The former query would still be correct if the name grover were changed to hoover or a row was added with the name harry.

Problem 1: Size of Dogs (100 pts)

The Fédération Cynologique Internationale classifies a standard poodle as over 45 cm and up to 60 cm. The sizes table describes this and other such classifications, where a dog must be over the min and less than or equal to the max in height to qualify as a size.

Create a size_of_dogs table with two columns, one for each dog's name and another for its size.

-- The size of each dog
CREATE TABLE size_of_dogs AS
  SELECT "REPLACE THIS LINE WITH YOUR SOLUTION";

The output should look like the following:

sqlite> select * from size_of_dogs;
abraham|toy
barack|standard
clinton|standard
delano|standard
eisenhower|mini
fillmore|mini
grover|toy
herbert|mini

Problem 2: By Parent Height (100 pts)

Create a table by_parent_height that has a column of the names of all dogs that have a parent, ordered by the height of the parent from tallest parent to shortest parent.

-- All dogs with parents ordered by decreasing height of their parent
CREATE TABLE by_parent_height AS
  SELECT "REPLACE THIS LINE WITH YOUR SOLUTION";

For example, fillmore has a parent (eisenhower) with height 35, and so should appear before grover who has a parent (fillmore) with height 32.

sqlite> select * from by_parent_height;
herbert
fillmore
abraham
delano
grover
barack
clinton

Hint: You might want to review the joins section.

Problem 3: Sentences (100 pts)

There are two pairs of siblings that have the same size.
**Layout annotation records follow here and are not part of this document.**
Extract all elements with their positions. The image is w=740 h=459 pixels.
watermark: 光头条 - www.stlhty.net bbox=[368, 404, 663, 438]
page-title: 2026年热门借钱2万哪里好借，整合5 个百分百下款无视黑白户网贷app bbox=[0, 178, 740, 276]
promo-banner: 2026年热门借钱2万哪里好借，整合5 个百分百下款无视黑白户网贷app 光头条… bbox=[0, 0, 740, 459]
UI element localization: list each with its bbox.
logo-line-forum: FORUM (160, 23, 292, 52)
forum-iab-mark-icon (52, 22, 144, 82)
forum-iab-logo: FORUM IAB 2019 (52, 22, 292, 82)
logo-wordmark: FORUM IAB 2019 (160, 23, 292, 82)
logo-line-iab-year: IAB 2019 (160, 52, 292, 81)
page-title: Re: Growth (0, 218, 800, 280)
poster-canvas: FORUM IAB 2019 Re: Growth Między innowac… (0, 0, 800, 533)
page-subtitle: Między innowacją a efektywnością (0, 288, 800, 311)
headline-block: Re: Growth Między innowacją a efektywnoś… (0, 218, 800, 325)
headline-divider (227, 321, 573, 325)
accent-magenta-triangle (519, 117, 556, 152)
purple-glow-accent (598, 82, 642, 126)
Create a table that contains a row with a string for each of these pairs. Each string should be a sentence describing the siblings by their size.

-- Sentences about siblings that are the same size
CREATE TABLE sentences AS
  SELECT "REPLACE THIS LINE WITH YOUR SOLUTION";

Each sibling pair should appear only once in the output but in any order, and siblings should be listed in alphabetical order (e.g. "barack plus clinton..." instead of "clinton plus barack..."), as follows:

sqlite> select * from sentences;
The two siblings, barack plus clinton have the same size: standard
The two siblings, abraham plus grover have the same size: toy

Hint1: First, create a helper table containing each pair of siblings. This will make comparing the sizes of siblings when constructing the main table easier.

Hint2: If you join a table with itself, use AS within the FROM clause to give each table an alias.

Hint3: In order to concatenate two strings into one, use the || operator.